Теперь же, достигнув Нортренда, ледяного сердца Тьмы, я вдруг замечаю, что в моей душе уже нет огня ненависти. Я увидел, что не один Кель-Талас лег прахом под ногами армии мертвых, а весь мир. Моя душа огрубела, обросла панцирем безразличия, и осталась только тоска. Ни одной живой души на сотни миль вокруг, не с кем перекинуться словом, а падший принц словно примерз к своему трону и не желает со мной говорить. Зачем он вообще оставил мне жизнь? Ему ничего не стоило бы убить меня, но вместо этого он предоставил меня самому себе. Пока у меня еще были какие-то мысли, я мог скрасить одиночество, погрузившись в раздумья. Но теперь, когда меж висков вязко пульсирует пустота, мое существование подобно бесконечному умиранию от медленного яда в пустых лабиринтах собственного разума. Здесь каждый день похож на сотни других, и ничего не меняется. Звезды не сходят со своего пути, снег все так же обжигающе-холоден, и взгляд принца по-прежнему затуманен.
Я сворачиваюсь калачиком у его ног, на расстеленном плаще с подбоем из драгоценного меха. Перед тем, как сесть на трон, принц небрежно сбросил его с плеч и молча указал на него пальцем...редкие снежинки крошечными алмазами поблескивали в складках роскошной ткани. "Постель, достойная королевского пса!" - резко ответил я на эльфийском языке и отвернулся

Безумец, тогда я еще не знал, что такое холод...я наивно полагал, что не встречу здесь ничего страшнее смерти и хотел показать принцу: он может изувечить мое тело, но ему не сломить мой дух. Я почти надеялся, что сейчас мою грудь пронзит широкое, тускло мерцающее лезвие Фростморна и окончит мою недолгую печальную жизнь. Но человек на троне лишь рассмеялся, тихо и мелодично, и, нещадно коверкая эльфийские слова, медленно и ласково проговорил:
- Преклони колени, гордый принц. Я избавлю тебя от страданий свободной воли.
- Я не хочу умереть на коленях, подобно рабу! - гневно отрезал я и сложил руки на груди.
- Ты не умрешь, - серьезно пообещал он, - Ты уже никогда не умрешь. Твое мужество впечатлило меня, и я хочу вечно видеть тебя рядом.
Я вздохнул и попытался улыбнуться. Неужели в нем еще живо понятие о чести, пусть людское, примитивное, но все же...значит, для него не все потеряно. Я безбоязненно подошел к трону, почтительно, но с достоинством опустился на одно колено и поднял на него глаза.
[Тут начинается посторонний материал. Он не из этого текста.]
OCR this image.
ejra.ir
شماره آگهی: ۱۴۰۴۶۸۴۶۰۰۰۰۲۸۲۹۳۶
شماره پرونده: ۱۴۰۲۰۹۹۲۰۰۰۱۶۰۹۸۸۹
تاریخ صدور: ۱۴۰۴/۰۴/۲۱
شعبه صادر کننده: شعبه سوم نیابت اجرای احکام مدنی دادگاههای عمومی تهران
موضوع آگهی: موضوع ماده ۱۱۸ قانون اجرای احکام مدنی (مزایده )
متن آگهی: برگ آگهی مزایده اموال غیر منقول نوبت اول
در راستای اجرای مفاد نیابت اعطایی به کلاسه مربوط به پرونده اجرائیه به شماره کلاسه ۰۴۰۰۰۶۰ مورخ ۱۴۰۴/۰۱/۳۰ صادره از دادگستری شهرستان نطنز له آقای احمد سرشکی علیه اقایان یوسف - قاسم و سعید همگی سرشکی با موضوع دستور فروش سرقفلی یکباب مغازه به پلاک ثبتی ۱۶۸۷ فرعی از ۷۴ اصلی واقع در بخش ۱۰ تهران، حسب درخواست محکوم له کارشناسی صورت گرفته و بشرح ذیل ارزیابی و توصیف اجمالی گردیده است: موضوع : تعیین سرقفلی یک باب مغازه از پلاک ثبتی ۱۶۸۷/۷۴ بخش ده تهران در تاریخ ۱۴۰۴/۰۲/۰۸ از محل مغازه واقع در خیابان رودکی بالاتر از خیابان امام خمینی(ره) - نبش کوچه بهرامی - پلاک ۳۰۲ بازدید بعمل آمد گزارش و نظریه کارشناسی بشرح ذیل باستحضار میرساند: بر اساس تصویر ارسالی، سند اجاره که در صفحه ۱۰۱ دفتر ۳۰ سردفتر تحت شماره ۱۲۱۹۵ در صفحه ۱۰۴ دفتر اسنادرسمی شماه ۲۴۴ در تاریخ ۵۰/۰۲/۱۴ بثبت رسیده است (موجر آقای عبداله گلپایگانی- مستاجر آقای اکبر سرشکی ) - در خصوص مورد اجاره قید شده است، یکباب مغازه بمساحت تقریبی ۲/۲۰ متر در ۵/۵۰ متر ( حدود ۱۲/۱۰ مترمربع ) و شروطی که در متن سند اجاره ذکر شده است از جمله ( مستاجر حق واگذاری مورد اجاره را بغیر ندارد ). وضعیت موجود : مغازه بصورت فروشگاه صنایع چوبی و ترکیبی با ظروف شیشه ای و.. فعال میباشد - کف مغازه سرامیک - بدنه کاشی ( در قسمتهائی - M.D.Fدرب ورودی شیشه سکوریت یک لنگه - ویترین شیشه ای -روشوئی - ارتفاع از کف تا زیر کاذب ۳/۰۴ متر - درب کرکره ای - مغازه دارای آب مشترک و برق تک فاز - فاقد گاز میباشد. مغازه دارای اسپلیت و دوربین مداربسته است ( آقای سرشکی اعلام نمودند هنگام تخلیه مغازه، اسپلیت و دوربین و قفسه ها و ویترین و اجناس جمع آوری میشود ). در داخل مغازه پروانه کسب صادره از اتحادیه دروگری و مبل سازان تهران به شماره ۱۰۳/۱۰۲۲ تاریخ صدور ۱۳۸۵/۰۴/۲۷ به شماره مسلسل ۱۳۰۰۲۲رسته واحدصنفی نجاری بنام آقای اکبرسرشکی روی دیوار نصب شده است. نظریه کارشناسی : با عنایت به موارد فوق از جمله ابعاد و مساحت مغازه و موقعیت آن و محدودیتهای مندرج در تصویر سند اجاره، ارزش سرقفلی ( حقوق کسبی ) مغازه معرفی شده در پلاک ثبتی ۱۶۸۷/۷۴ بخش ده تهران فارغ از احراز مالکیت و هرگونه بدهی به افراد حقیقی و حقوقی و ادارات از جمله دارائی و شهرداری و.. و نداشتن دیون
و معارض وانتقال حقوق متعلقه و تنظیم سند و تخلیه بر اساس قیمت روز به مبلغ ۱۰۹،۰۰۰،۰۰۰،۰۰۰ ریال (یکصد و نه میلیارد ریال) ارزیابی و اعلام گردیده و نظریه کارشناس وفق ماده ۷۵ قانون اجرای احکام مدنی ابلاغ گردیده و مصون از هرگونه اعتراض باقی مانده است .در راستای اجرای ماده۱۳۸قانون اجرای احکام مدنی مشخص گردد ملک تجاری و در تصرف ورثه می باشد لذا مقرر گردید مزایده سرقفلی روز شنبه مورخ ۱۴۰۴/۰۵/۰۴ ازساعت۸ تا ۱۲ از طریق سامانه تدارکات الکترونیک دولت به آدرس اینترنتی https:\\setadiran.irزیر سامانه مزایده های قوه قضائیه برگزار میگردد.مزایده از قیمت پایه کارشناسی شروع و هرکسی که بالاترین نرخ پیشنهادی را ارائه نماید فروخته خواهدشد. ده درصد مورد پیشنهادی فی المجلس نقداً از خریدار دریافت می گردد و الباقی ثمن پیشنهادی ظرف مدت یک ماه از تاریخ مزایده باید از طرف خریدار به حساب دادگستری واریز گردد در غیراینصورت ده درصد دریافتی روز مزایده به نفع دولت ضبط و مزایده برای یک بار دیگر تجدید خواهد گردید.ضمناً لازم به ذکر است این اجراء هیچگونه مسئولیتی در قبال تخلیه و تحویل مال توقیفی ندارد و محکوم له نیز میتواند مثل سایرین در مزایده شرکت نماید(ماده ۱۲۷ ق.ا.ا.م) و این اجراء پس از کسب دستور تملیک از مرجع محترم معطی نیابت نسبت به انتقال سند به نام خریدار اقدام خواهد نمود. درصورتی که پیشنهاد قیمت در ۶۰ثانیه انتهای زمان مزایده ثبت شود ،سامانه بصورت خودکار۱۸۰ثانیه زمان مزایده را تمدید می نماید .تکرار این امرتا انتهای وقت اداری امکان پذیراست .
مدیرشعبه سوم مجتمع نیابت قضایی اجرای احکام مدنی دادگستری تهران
Он удовлетворенно кивнул, положил руки мне на плечи, заглянул в лицо...я настороженно рассматривал того, кого когда-то считал злейшим врагом. Возможно, когда-то его черты были не лишены привлекательности. Породистое лицо, крупный орлиный нос, массивный подбородок с небольшой ямочкой...особенно хороши губы - полные, чувственные, изогнутые в многозначительной полуухмылке. Но свою красоту он отдал впридачу к своей душе, приобретя взамен желанную власть, и теперь на меня смотрело странное существо, одновременно пугающее и вызывающее жалость. Его впалые щеки, покрытые серой щетиной, длинные тусклые пряди, безжизненно спадающие на лицо, лихорадочный блеск глубоко запавших глаз, обмороженные веки и крылья носа в резком контрасте с мертвенной бледностью - все говорило о том, что жить ему осталось считанные дни. И между тем я знал, что он будет жить вечно. Это было жутко, противоестественно...я отвел глаза и почти сразу ощутил его руки у себя на затылке. Ледяные пальцы бережно приподняли мои волосы, и шею обхватил широкий ремень - достаточно свободно, чтобы можно было дышать, но достаточно туго, чтобы ни на минуту не забывать о знаке рабства. Я в ужасе отпрянул назад, царапал ногтями обледеневшую кожу, но ошейник не поддавался. Тогда я развернулся и пошел прочь, оскорбленный, негодующий, обманутый в лучших чувствах...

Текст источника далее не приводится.